Thursday, October 21, 2010

Family Gathering

My entire immediate family gathered for the first time in five years for Mom’s 80th birthday last week. We were joined by Mom’s brother, Jerry and his wife, Elaine. It’s been almost a week since the main event, and I am still thinking about all the fun, talk, laughter, and even a few tears shared while we were together. I’m so thankful to everyone who was there: Mom, Jerry, Elaine, Xandy, Tony, Althea, Shawn, Jason and Ron. Dad would have loved it. I believe he was present in his own way.

What determines how families stay connected as they age? Mom and Dad raised four independent and headstrong individuals who (with emotional and financial help) went our own ways to pursue education, build careers, gain experience, and (in Jason’s case) serve our country. Through trial and error, we each defined the pattern of our adult lives, creating new traditions, finding personal comfort, extending our circle of loved ones through friendships and marriage - all greatly influenced by our upbringing. We are still the same in so many important ways… and yet so, so different now.

For Mom, having the whole family descend on her home in New Hampshire was a happy event; emotional and even a little overwhelming. She lives a pretty quiet life these days, and isn’t used to all the excitement a full house generates. I know that Mom loved having us all there and will be replaying last week’s gathering and celebration in her mind’s eye for a long time. So will I.

As the years pass, each time I say goodbye to Mom is more wrenching. This time, though, we expect to see each other in just three months. Mom and my little sister, Althea, will be visiting me and Ron in Prescott. We’ll look forward to that time, when we can make more memories to cherish.

Hold your loved ones closer to your heart with every passing year. Time is precious, and none of us hang around forever..

Thursday, October 14, 2010

Happy Birthday, Mom!

All four of us “kids” will be in New Hampshire this weekend to celebrate Mom’s birthday. Dolores Barbara Roberts Haropulos will be 80 years old. Mom was born in 1930, early in the Great Depression, to Barbara and Frank Roberts. She remembers rationing of butter and sugar, and as a child, longed for a birthday cake with butter icing an inch thick!

Mom met John Haropulos in 1948. He was a WWII veteran, completing his electrical engineering degree at the University of New Hampshire. They married in December 1950. Alexandra Susan was born in 1952, me (Laurel Anne) in 1955, Althea Alene in 1959, and Jason John in 1963. We grew up in Rockville, Maryland. All of us were educated in good public schools, and went to college on our parents’ middle-class incomes, with a little help from academic scholarships and government loans. Our wonderful Dad passed away at the age of 74 in 1999. Mom and Althea share a home in Manchester, NH.

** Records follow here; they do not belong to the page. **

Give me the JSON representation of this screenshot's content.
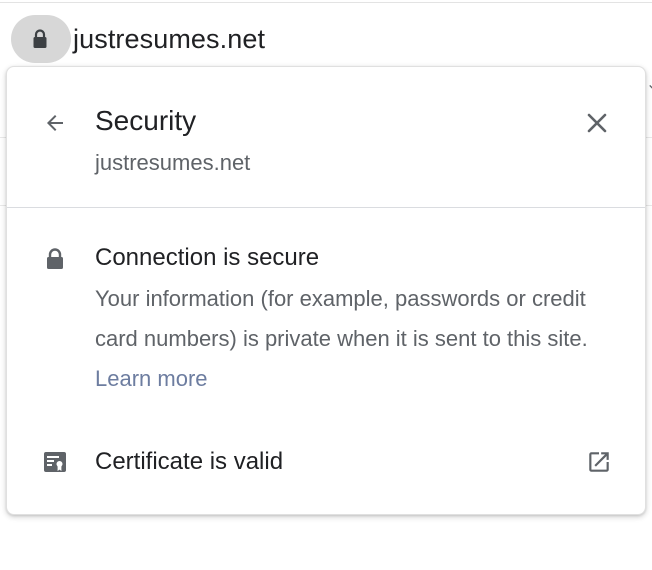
{
  "omnibox": {
    "url": "justresumes.net",
    "lock_icon": "lock-icon"
  },
  "popup": {
    "back_icon": "arrow-back-icon",
    "title": "Security",
    "subtitle": "justresumes.net",
    "close_icon": "close-icon",
    "connection": {
      "icon": "lock-icon",
      "title": "Connection is secure",
      "description": "Your information (for example, passwords or credit card numbers) is private when it is sent to this site.",
      "learn_more": "Learn more"
    },
    "certificate": {
      "icon": "certificate-icon",
      "label": "Certificate is valid",
      "action_icon": "open-in-new-icon"
    }
  },
  "colors": {
    "text_primary": "#202124",
    "text_secondary": "#5f6368",
    "link": "#6d7da0",
    "chip_background": "#d7d7d7",
    "divider": "#dadce0"
  }
}
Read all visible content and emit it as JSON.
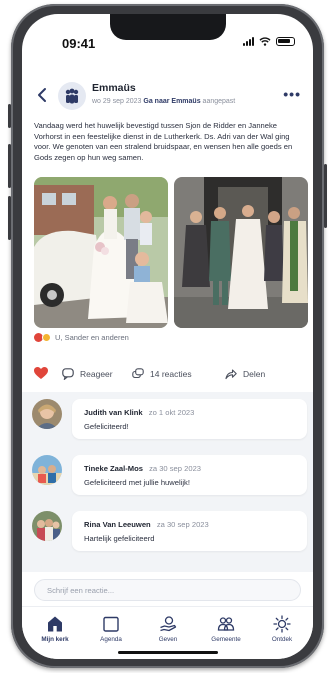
{
  "status_bar": {
    "time": "09:41"
  },
  "post": {
    "author": "Emmaüs",
    "date": "wo 29 sep 2023",
    "link_label": "Ga naar Emmaüs",
    "edited_label": "aangepast",
    "text": "Vandaag werd het huwelijk bevestigd tussen Sjon de Ridder en Janneke Vorhorst in een feestelijke dienst in de Lutherkerk. Ds. Adri van der Wal ging voor. We genoten van een stralend bruidspaar, en wensen hen alle goeds en Gods zegen op hun weg samen.",
    "likes_text": "U, Sander en anderen",
    "actions": {
      "reply_label": "Reageer",
      "reactions_label": "14 reacties",
      "share_label": "Delen"
    }
  },
  "comments": [
    {
      "author": "Judith van Klink",
      "date": "zo 1 okt 2023",
      "text": "Gefeliciteerd!"
    },
    {
      "author": "Tineke Zaal-Mos",
      "date": "za 30 sep 2023",
      "text": "Gefeliciteerd met jullie huwelijk!"
    },
    {
      "author": "Rina Van Leeuwen",
      "date": "za 30 sep 2023",
      "text": "Hartelijk gefeliciteerd"
    }
  ],
  "reply": {
    "placeholder": "Schrijf een reactie..."
  },
  "tabs": [
    {
      "label": "Mijn kerk",
      "icon": "church-icon",
      "active": true
    },
    {
      "label": "Agenda",
      "icon": "calendar-icon",
      "active": false
    },
    {
      "label": "Geven",
      "icon": "giving-icon",
      "active": false
    },
    {
      "label": "Gemeente",
      "icon": "community-icon",
      "active": false
    },
    {
      "label": "Ontdek",
      "icon": "discover-icon",
      "active": false
    }
  ],
  "colors": {
    "accent": "#2e3a66",
    "heart": "#e0453a",
    "comments_bg": "#f2f4f7"
  }
}
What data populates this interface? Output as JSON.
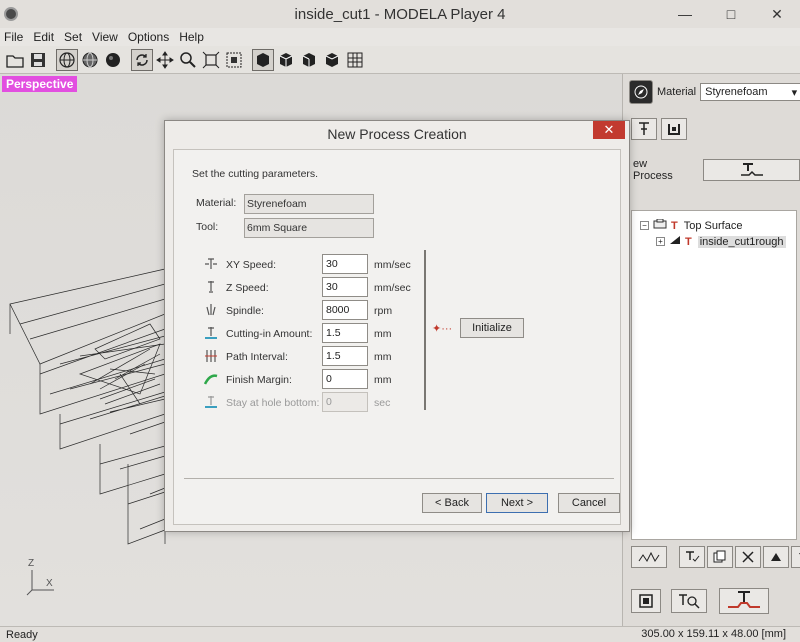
{
  "window": {
    "title": "inside_cut1 - MODELA Player 4",
    "minimize": "—",
    "maximize": "□",
    "close": "✕"
  },
  "menu": [
    "File",
    "Edit",
    "Set",
    "View",
    "Options",
    "Help"
  ],
  "viewport": {
    "label": "Perspective",
    "axis_z": "Z",
    "axis_x": "X"
  },
  "right_panel": {
    "material_label": "Material",
    "material_value": "Styrenefoam",
    "new_process_label": "ew Process",
    "tree": {
      "root": "Top Surface",
      "child": "inside_cut1rough"
    }
  },
  "dialog": {
    "title": "New Process Creation",
    "instruction": "Set the cutting parameters.",
    "material_label": "Material:",
    "material_value": "Styrenefoam",
    "tool_label": "Tool:",
    "tool_value": "6mm Square",
    "params": [
      {
        "label": "XY Speed:",
        "value": "30",
        "unit": "mm/sec",
        "enabled": true
      },
      {
        "label": "Z Speed:",
        "value": "30",
        "unit": "mm/sec",
        "enabled": true
      },
      {
        "label": "Spindle:",
        "value": "8000",
        "unit": "rpm",
        "enabled": true
      },
      {
        "label": "Cutting-in Amount:",
        "value": "1.5",
        "unit": "mm",
        "enabled": true
      },
      {
        "label": "Path Interval:",
        "value": "1.5",
        "unit": "mm",
        "enabled": true
      },
      {
        "label": "Finish Margin:",
        "value": "0",
        "unit": "mm",
        "enabled": true
      },
      {
        "label": "Stay at hole bottom:",
        "value": "0",
        "unit": "sec",
        "enabled": false
      }
    ],
    "initialize_label": "Initialize",
    "back_label": "< Back",
    "next_label": "Next >",
    "cancel_label": "Cancel"
  },
  "status": {
    "text": "Ready",
    "dimensions": "305.00 x 159.11 x 48.00 [mm]"
  },
  "colors": {
    "perspective_label": "#e24fe0",
    "close_button": "#c23a2f",
    "accent_red": "#c0392b"
  }
}
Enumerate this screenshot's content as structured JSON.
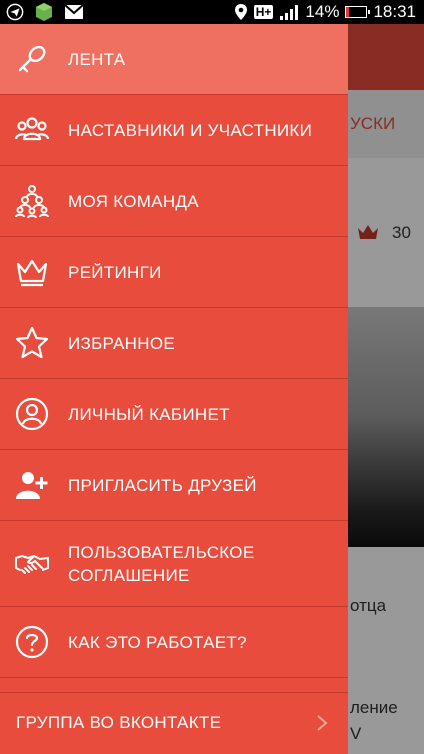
{
  "status_bar": {
    "battery": "14%",
    "time": "18:31",
    "network": "H+"
  },
  "background": {
    "tab_partial": "УСКИ",
    "rating_count": "30",
    "text_lines": [
      "отца",
      "ление",
      "V"
    ]
  },
  "menu": {
    "items": [
      {
        "label": "ЛЕНТА",
        "icon": "microphone-icon",
        "active": true
      },
      {
        "label": "НАСТАВНИКИ И УЧАСТНИКИ",
        "icon": "group-icon"
      },
      {
        "label": "МОЯ КОМАНДА",
        "icon": "team-icon"
      },
      {
        "label": "РЕЙТИНГИ",
        "icon": "crown-icon"
      },
      {
        "label": "ИЗБРАННОЕ",
        "icon": "star-icon"
      },
      {
        "label": "ЛИЧНЫЙ КАБИНЕТ",
        "icon": "user-circle-icon"
      },
      {
        "label": "ПРИГЛАСИТЬ ДРУЗЕЙ",
        "icon": "add-user-icon"
      },
      {
        "label": "ПОЛЬЗОВАТЕЛЬСКОЕ\nСОГЛАШЕНИЕ",
        "icon": "handshake-icon"
      },
      {
        "label": "КАК ЭТО РАБОТАЕТ?",
        "icon": "question-icon"
      }
    ],
    "footer_label": "ГРУППА ВО ВКОНТАКТЕ"
  },
  "colors": {
    "drawer": "#e74c3c",
    "active": "#ef6f61",
    "divider": "#c33a2c"
  }
}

Deciding on a gift for Mom’s birthday was a little challenging. At an age where she has no interest in having more “stuff”, Mom has asked us not to buy her presents. My older sister had a great suggestion – for each of us to write down enough childhood/family memories for Mom to have one for every day of the coming year. We’ll type them up, print them on small pieces of a lightweight card stock, fold them like fortunes, and present them to Mom in some sort of attractive container. Great idea!

Dolores Haropulos 2009
The reality of encouraging my siblings to actually produce their “Memories for Mom” has been a little stressful, given that we are all hopeless procrastinators and the immovable deadline is looming. Speaking for myself, however, the process of recalling the memories has been really pleasant. I have been daydreaming, mentally meandering through my happy childhood, making notes, and smiling or wiping tears. What I’ve received from my sisters and brothers so far has been fun to read, reminding me of things I hadn’t thought of in years, and providing an interesting perspective on what snippets of life have shaped each of us as individuals. I hope the end result of this project is something that will touch our mother…a gift of cherished memories from her children.

Thanks for everything, Mom. We love you.






Thursday, October 7, 2010

Fun is Not Overrated

When I was working, I craved time to enjoy more fun. Now that I have more leisure time, I can tell you definitively that fun is not overrated. It replaces frowns with laugh lines, banishes bags from under your eyes, and is conducive to better health and a sound night’s sleep.

Fun makes life feel fuller. It lingers in the mind through pleasant memories. You can replay the best of life via mental snapshots (the way a loved one smiled and laughed with you that beautiful afternoon), or audio you can rewind time after time (of that cool, new rock band jamming at the street fair). Happy memories are stored in your own personal database, where you can take them out and review them whenever you want.

Everyone has their own idea of fun. For me, it could be any one of a number of things, like an afternoon absorbed in a good book, a hot dog and a baseball game, a visit with a dear friend, a gallery opening, or wiggling my toes in warm sand. I think if it generates smiles, warms your heart, or rocks you happily to sleep at night – it’s a keeper.  I'm into pursuing as many of those happy experiences as possible.

Fun also helps put life into perspective. I prefer to have less day-to-day drama now. Life deals us poor humans plenty of real drama, in the form of illness, accident, and misfortune. When people generate their own mini-tragedies, I find it sad. I don’t want to be an enabler of that type of destructive behavior.

Life is complicated and sometimes really serious and difficult. Fun can help make it a lot easier. Make time for it and feed your spirit.